In other words: The IMF is worried the Trump tax cuts will strengthen the hand of the global capitalist class and condemn the workers of the world to an even more exploitative form of late neoliberalism.

But the dispute between the IMF and Trump administration points to an oft-overlooked irony in contemporary politics. In popular discourse, populism is associated with nationalism, and elitism with “globalism”. And not without reason: Generally speaking, in most democracies, the public has an easier time influencing policy at the national level than at the global one. National governments are more sensitive to popular sentiment than democratically unaccountable, international organizations like, say, the IMF.

And yet, populism in its ideal form—which is to say, a politics that privileges the wants and needs of ordinary people—is impossible in the modern world absent international cooperation and institutions of global governance. Nationalist movements that restrict the mobility of labor across borders—but let capital traverse the planet at will—pose no threat to the “global power structure” that (in Trump’s words) “robbed our working class”. And that is, of course, even more true of nationalist movements that slash corporate tax rates.

So long as the cosmopolitan Uber-elite can force nations to bid against each other for access to their capital, the power of any national public to exercise genuine self-rule will be limited. Right now, 10% of the world’s gross domestic product is hidden in tax havens. There is no way for any country to claw back its share of that wealth—or prevent their superrich from further shifting the burden of taxation onto the middle class through tax evasion—without international action to sanction tax havens, and keep track of the ownership of all the world’s financial assets.

  Be Independent of US

Germany’s defense minister opened the major security conference by urging Europeans to rally together and become more independent of the United States. 

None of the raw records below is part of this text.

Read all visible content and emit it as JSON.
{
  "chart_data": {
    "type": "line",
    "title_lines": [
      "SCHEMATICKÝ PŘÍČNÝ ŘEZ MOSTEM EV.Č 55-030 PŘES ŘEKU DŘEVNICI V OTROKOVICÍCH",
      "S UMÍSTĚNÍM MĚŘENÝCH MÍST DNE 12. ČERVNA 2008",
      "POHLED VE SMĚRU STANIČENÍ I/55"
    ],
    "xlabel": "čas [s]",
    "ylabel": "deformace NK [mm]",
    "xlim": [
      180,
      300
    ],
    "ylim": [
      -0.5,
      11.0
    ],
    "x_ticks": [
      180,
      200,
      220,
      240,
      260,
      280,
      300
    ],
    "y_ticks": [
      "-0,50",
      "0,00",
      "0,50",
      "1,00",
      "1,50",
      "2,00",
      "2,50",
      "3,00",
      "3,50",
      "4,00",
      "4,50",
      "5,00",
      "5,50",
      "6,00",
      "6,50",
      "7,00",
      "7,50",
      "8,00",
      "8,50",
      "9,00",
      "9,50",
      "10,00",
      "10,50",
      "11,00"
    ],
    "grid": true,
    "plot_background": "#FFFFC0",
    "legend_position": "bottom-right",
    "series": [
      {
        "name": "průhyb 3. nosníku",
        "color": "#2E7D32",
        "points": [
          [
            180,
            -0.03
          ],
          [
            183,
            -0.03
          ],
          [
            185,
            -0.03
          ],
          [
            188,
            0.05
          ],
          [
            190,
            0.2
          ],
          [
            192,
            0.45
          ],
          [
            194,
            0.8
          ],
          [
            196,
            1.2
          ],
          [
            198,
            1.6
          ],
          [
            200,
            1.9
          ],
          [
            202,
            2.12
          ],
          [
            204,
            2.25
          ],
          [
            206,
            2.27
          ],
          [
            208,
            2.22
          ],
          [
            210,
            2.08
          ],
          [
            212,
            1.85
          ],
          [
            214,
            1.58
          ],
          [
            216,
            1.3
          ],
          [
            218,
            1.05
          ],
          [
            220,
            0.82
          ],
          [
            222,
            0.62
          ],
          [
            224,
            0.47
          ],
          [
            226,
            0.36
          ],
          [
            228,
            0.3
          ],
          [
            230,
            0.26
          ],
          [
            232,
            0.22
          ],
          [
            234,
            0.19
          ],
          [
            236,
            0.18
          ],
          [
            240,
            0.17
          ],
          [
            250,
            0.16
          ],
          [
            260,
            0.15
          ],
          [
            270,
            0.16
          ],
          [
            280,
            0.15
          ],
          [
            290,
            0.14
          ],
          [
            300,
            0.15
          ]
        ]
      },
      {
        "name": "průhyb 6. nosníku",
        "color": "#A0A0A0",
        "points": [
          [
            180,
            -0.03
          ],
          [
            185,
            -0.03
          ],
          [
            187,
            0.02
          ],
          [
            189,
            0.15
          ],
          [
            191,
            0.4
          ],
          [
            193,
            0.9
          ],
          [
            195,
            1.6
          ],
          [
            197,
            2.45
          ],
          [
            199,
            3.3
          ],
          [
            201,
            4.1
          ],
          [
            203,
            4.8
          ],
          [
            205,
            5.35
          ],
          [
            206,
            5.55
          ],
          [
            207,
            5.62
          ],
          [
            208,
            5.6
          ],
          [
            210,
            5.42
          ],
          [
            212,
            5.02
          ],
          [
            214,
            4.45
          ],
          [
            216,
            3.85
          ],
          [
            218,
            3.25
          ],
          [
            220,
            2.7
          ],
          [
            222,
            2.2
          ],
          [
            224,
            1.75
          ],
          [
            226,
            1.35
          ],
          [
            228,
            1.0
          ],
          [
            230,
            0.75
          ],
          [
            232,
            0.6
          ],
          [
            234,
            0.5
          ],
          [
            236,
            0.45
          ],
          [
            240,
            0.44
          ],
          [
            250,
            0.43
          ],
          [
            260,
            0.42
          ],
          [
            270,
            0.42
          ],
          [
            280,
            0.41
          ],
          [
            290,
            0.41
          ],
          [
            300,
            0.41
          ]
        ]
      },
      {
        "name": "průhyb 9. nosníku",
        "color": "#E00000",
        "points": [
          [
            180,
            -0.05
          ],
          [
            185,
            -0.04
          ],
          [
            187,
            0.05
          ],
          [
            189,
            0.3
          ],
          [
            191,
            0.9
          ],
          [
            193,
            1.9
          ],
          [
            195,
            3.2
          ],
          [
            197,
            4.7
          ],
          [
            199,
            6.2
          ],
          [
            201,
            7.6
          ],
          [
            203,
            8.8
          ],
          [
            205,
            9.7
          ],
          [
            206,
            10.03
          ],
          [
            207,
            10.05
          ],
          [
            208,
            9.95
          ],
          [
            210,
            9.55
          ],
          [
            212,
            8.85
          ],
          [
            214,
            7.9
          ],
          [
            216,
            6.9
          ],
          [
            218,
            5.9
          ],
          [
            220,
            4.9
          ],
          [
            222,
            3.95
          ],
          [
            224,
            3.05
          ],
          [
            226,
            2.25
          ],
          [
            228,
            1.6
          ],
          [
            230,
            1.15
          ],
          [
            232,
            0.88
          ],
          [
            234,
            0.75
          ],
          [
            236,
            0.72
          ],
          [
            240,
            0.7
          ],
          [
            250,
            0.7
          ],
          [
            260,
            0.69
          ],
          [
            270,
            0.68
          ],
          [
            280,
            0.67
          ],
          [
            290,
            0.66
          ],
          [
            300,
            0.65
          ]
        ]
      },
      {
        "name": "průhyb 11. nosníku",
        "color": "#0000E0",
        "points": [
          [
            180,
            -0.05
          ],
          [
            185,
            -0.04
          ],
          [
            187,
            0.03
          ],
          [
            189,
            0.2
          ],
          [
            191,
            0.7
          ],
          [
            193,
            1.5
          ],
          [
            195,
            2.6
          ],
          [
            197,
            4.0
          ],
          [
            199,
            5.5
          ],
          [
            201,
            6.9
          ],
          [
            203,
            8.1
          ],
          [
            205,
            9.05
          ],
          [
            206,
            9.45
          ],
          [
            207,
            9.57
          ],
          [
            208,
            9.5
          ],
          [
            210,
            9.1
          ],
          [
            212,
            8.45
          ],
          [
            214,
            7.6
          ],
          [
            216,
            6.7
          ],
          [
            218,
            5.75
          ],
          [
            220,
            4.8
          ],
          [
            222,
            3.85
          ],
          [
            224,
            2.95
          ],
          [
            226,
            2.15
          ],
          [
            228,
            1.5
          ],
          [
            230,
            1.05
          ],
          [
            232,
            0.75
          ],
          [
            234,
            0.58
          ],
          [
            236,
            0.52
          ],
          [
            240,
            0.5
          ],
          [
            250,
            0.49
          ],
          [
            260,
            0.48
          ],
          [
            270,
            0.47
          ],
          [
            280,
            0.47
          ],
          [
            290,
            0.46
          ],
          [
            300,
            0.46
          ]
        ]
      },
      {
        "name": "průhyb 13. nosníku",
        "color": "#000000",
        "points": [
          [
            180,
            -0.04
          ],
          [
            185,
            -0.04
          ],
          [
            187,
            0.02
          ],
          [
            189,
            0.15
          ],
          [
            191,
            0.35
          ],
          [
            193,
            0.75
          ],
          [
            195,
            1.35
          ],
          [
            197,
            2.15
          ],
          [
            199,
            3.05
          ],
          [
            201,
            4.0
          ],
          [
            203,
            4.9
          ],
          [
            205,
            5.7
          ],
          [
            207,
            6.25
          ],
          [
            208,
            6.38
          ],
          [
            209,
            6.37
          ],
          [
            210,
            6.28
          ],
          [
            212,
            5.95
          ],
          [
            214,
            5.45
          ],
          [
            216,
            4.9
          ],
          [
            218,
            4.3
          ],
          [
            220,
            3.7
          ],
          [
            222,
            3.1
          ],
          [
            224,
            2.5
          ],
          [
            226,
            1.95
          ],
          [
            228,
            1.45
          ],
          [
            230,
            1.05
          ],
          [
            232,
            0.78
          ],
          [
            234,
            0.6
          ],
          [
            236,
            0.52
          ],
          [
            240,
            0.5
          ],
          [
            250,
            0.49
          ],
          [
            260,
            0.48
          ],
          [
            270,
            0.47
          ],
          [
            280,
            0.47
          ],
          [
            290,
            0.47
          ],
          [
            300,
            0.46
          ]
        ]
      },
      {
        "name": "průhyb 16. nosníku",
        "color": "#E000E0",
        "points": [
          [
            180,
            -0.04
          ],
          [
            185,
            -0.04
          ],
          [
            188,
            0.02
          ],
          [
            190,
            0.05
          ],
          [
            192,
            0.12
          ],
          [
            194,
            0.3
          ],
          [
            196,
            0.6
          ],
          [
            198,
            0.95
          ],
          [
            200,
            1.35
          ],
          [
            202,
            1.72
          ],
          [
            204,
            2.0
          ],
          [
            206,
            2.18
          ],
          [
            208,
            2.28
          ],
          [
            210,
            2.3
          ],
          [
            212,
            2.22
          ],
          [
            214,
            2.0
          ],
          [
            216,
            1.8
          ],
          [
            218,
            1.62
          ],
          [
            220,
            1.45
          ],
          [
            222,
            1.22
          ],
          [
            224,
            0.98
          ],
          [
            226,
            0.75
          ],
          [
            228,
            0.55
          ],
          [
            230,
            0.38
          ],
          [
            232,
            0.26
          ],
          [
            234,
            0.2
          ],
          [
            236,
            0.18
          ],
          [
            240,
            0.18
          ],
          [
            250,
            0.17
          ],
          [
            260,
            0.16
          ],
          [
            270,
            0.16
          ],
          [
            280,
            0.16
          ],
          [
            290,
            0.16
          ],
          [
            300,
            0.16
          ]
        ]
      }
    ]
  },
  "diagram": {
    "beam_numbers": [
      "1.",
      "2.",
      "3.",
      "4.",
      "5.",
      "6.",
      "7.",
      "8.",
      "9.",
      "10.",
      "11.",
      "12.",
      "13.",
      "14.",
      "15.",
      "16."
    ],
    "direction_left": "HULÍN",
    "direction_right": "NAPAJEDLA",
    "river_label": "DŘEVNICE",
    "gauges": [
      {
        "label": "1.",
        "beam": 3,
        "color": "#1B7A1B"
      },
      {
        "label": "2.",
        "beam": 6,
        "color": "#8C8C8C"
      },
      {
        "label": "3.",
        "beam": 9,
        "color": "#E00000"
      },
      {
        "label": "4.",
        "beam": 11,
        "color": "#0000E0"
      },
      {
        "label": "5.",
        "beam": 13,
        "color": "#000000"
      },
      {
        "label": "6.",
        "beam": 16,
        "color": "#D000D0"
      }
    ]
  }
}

“We want to remain trans-Atlantic, but we also want to be more European,” Defense Minister Ursula von der Leyen said.

Unease over Europe’s relationship with the US was apparent at the start of talks. Von der Leyen took subtle jabs at a shift in US policy under Trump, who has emphasized US military power in his approach to foreign affairs, but has blasted institutions such as the United Nations.

“Germany wants to strengthen the United Nations,” she said. 

Trans-Atlantic burden sharing can’t just be investment “in the sharp end of the stick,” von der Leyen said, suggesting the US should dedicate more resources to development assistance.

“Our American friends too have a precious obligation that goes beyond military matters alone,” she said. At the same time, von der Leyen acknowledged that Germany continues to fall short on defense spending, which has been a source of tension with the US for years and has intensified under Trump.